Posted on Jul 24, 2020


Escrito por Isora Cabrera, directora de La Metáfora, Centro de Psicología y Desarrollo Infantil.


Cuando los adultos no consiguen descansar bien o no duermen lo suficiente, saben que al día siguiente su rendimiento será menor, que caerán en continuos despistes o, incluso, padecerán dolores de cabeza.

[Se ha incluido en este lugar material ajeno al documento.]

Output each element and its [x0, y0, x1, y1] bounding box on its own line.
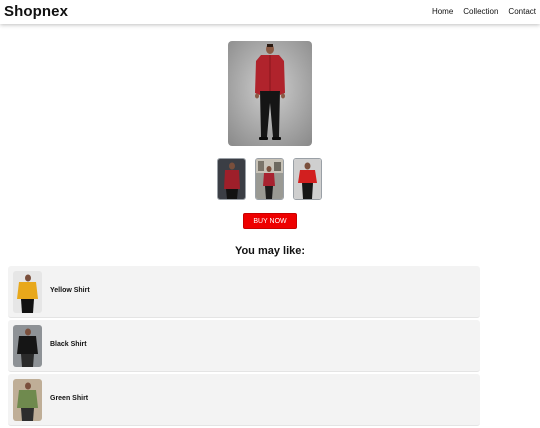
recommendation-item-black-shirt[interactable]: Black Shirt — [8, 320, 480, 372]
green-shirt-image — [13, 379, 42, 421]
recommendation-item-name: Yellow Shirt — [50, 287, 90, 294]
nav-contact-link[interactable]: Contact — [508, 7, 536, 17]
nav-home-link[interactable]: Home — [432, 7, 453, 17]
product-main-image — [228, 41, 312, 146]
nav-collection-link[interactable]: Collection — [463, 7, 498, 17]
you-may-like-heading: You may like: — [234, 245, 306, 257]
brand-logo[interactable]: Shopnex — [4, 3, 68, 20]
top-navbar: Shopnex Home Collection Contact — [0, 0, 540, 24]
product-thumbnail-2[interactable] — [255, 158, 284, 200]
recommendation-list: Yellow Shirt Black Shirt Green Shirt — [8, 266, 480, 428]
main-nav: Home Collection Contact — [422, 7, 536, 17]
black-shirt-image — [13, 325, 42, 367]
yellow-shirt-image — [13, 271, 42, 313]
buy-now-button[interactable]: BUY NOW — [243, 213, 297, 229]
product-thumbnail-3[interactable] — [293, 158, 322, 200]
product-thumbnail-1[interactable] — [217, 158, 246, 200]
recommendation-item-green-shirt[interactable]: Green Shirt — [8, 374, 480, 426]
recommendation-item-yellow-shirt[interactable]: Yellow Shirt — [8, 266, 480, 318]
recommendation-item-name: Green Shirt — [50, 395, 89, 402]
recommendation-item-name: Black Shirt — [50, 341, 87, 348]
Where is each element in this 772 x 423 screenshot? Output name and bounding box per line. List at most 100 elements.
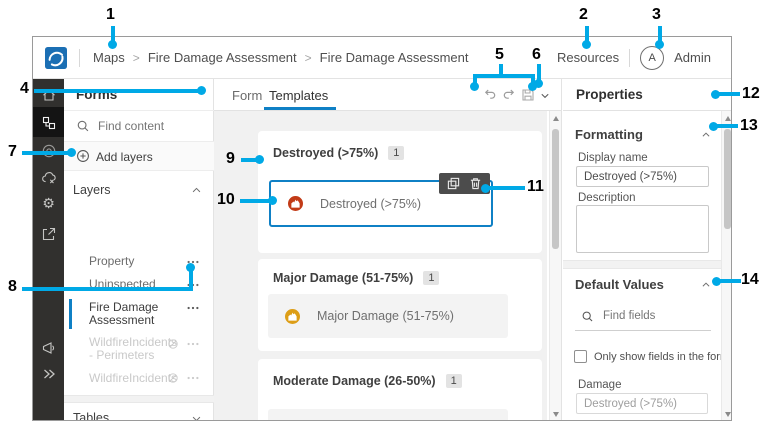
callout-line (22, 151, 70, 155)
app-window: Maps > Fire Damage Assessment > Fire Dam… (32, 36, 732, 421)
group-heading: Moderate Damage (26-50%) 1 (273, 374, 462, 388)
overflow-menu-icon[interactable] (186, 339, 200, 349)
not-allowed-icon (167, 338, 179, 350)
callout-dot (67, 148, 76, 157)
callout-line (719, 279, 741, 283)
callout-number: 14 (741, 271, 759, 289)
properties-scrollbar[interactable] (721, 111, 732, 421)
template-group-moderate-damage: Moderate Damage (26-50%) 1 Moderate Dama… (258, 359, 542, 421)
find-fields-search[interactable] (575, 303, 711, 331)
chevron-up-icon[interactable] (191, 185, 202, 196)
search-input[interactable] (96, 117, 206, 135)
settings-gear-icon[interactable]: ⚙ (40, 195, 57, 212)
find-fields-input[interactable] (601, 307, 701, 325)
layer-row-wildfire-incidents[interactable]: WildfireIncidents (64, 369, 214, 391)
callout-number: 5 (495, 46, 504, 64)
duplicate-icon[interactable] (447, 177, 460, 190)
layer-row-fire-damage-assessment[interactable]: Fire Damage Assessment (64, 297, 214, 331)
collapse-rail-icon[interactable] (40, 365, 57, 382)
scrollbar-thumb[interactable] (552, 129, 559, 249)
selected-layer-indicator (69, 299, 72, 329)
tab-templates-label: Templates (269, 88, 328, 103)
overflow-menu-icon[interactable] (186, 373, 200, 383)
chevron-up-icon[interactable] (701, 130, 711, 140)
group-title: Moderate Damage (26-50%) (273, 374, 436, 388)
breadcrumb: Maps > Fire Damage Assessment > Fire Dam… (93, 37, 469, 78)
callout-dot (470, 82, 479, 91)
tables-section-header[interactable]: Tables (64, 403, 214, 421)
user-menu[interactable]: Admin (674, 50, 711, 65)
search-icon (76, 119, 90, 133)
forms-panel-header: Forms (64, 79, 214, 111)
callout-dot (481, 184, 490, 193)
callout-number: 2 (579, 6, 588, 24)
template-group-destroyed: Destroyed (>75%) 1 Destroyed (>75%) (258, 131, 542, 253)
scroll-down-arrow[interactable] (553, 412, 559, 417)
damage-field-label: Damage (578, 379, 621, 391)
scroll-down-arrow[interactable] (725, 412, 731, 417)
layer-name: WildfireIncidents - Perimeters (89, 336, 167, 362)
description-textarea[interactable] (576, 205, 709, 253)
display-name-input[interactable] (576, 166, 709, 187)
group-title: Destroyed (>75%) (273, 146, 378, 160)
description-label: Description (578, 192, 636, 204)
forms-panel: Forms Add layers Layers (64, 79, 214, 421)
breadcrumb-separator-icon: > (305, 51, 312, 65)
navigation-rail: ⚙ (33, 79, 64, 421)
layer-row-wildfire-perimeters[interactable]: WildfireIncidents - Perimeters (64, 333, 214, 365)
plus-circle-icon (76, 149, 90, 163)
callout-number: 1 (106, 6, 115, 24)
chevron-up-icon[interactable] (701, 280, 711, 290)
group-heading: Destroyed (>75%) 1 (273, 146, 404, 160)
section-divider (563, 260, 721, 269)
not-allowed-icon (167, 372, 179, 384)
share-icon[interactable] (40, 225, 57, 242)
callout-line (473, 74, 535, 78)
only-show-fields-checkbox[interactable] (574, 350, 587, 363)
forms-icon[interactable] (40, 114, 57, 131)
template-card-moderate-damage[interactable]: Moderate Damage (26-50%) (268, 409, 508, 421)
undo-icon[interactable] (484, 88, 497, 101)
breadcrumb-maps[interactable]: Maps (93, 50, 125, 65)
templates-scrollbar[interactable] (549, 111, 561, 421)
group-count-badge: 1 (388, 146, 404, 160)
template-label: Major Damage (51-75%) (317, 309, 454, 323)
properties-title: Properties (576, 87, 643, 102)
scroll-up-arrow[interactable] (725, 116, 731, 121)
callout-number: 7 (8, 143, 17, 161)
callout-number: 6 (532, 46, 541, 64)
properties-header: Properties (563, 79, 732, 111)
damaged-house-icon (282, 191, 308, 217)
tab-form-label: Form (232, 88, 262, 103)
template-card-major-damage[interactable]: Major Damage (51-75%) (268, 294, 508, 338)
resources-link[interactable]: Resources (557, 50, 619, 65)
callout-line (240, 199, 271, 203)
template-group-major-damage: Major Damage (51-75%) 1 Major Damage (51… (258, 259, 542, 351)
damage-field-input[interactable] (576, 393, 708, 414)
add-layers-label: Add layers (96, 150, 153, 164)
breadcrumb-map-name[interactable]: Fire Damage Assessment (148, 50, 297, 65)
header-divider (629, 49, 630, 67)
header-divider (79, 49, 80, 67)
feedback-megaphone-icon[interactable] (40, 339, 57, 356)
layers-section-header[interactable]: Layers (73, 183, 111, 197)
annotated-screenshot: Maps > Fire Damage Assessment > Fire Dam… (0, 0, 772, 423)
scrollbar-thumb[interactable] (724, 129, 731, 229)
tab-form[interactable]: Form (232, 79, 262, 111)
redo-icon[interactable] (502, 88, 515, 101)
app-header: Maps > Fire Damage Assessment > Fire Dam… (33, 37, 731, 79)
layer-name: WildfireIncidents (89, 372, 167, 385)
user-avatar[interactable]: A (640, 46, 664, 70)
save-menu-chevron-icon[interactable] (540, 91, 550, 101)
callout-number: 12 (742, 85, 760, 103)
callout-line (718, 92, 740, 96)
add-layers-button[interactable]: Add layers (64, 142, 214, 171)
find-content-search[interactable] (64, 111, 214, 142)
scroll-up-arrow[interactable] (553, 116, 559, 121)
esri-logo-icon[interactable] (45, 47, 67, 69)
group-count-badge: 1 (423, 271, 439, 285)
offline-icon[interactable] (40, 169, 57, 186)
overflow-menu-icon[interactable] (186, 303, 200, 313)
breadcrumb-separator-icon: > (133, 51, 140, 65)
search-icon (581, 310, 594, 323)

Pero, el simple hecho de ser conscientes de ello y conocer los posibles remedios inmediatos como una simple siesta, o ampliar las horas de sueño a la noche siguiente, les proporciona herramientas de control que sirven tanto para elevar, en la medida de lo posible, el estado de ánimo, su tolerancia al dolor, así como su capacidad de rendimiento.En cambio, cuando una niña o un niño no duerme lo necesario, no solo acusa el cansancio, está más disperso o le cuesta seguir el ritmo del día, sino que, además, se encuentra mucho más sensible y su carácter se puede ver seriamente alterado por esa falta de sueño. Se tornan intolerantes, tienen las clásicas pataletas y, en general, se muestran irritados. Nuestras y nuestros peques necesitan el descanso nocturno, como un alimento básico, para que, durante el mismo, el cerebro se regenere. Necesitan que su reloj biológico se encuentre lo más equilibrado posible. Por tanto, es conveniente, controlar sus horas de descanso. De este modo, podremos evitar estados de mal humor, gritos, llantos, desmotivación o desánimo. Y, por otra parte, es importante tratar de hacerlos conscientes de su cansancio y que lo verbalicen facilitando, así, el entendimiento de sus propias acciones o de su estado de ánimo.Sabemos que, como media, lo bebés deben descansar unas 14 horas al día. En torno a los 5 o 6 años deben tener unas 10 horas diarias de descanso y que, acercándonos a la adolescencia, dicha media va disminuyendo. Pero, sobre todo, debemos entender que esto debe aplicarse en función del niño o la niña que tengamos delante y que, así como cada estomago necesita y digiere cantidades concretas de alimentos, cada cerebro necesita su dosis de sueño. A veces, lo más elemental, resulta ser lo último a lo que prestamos atención.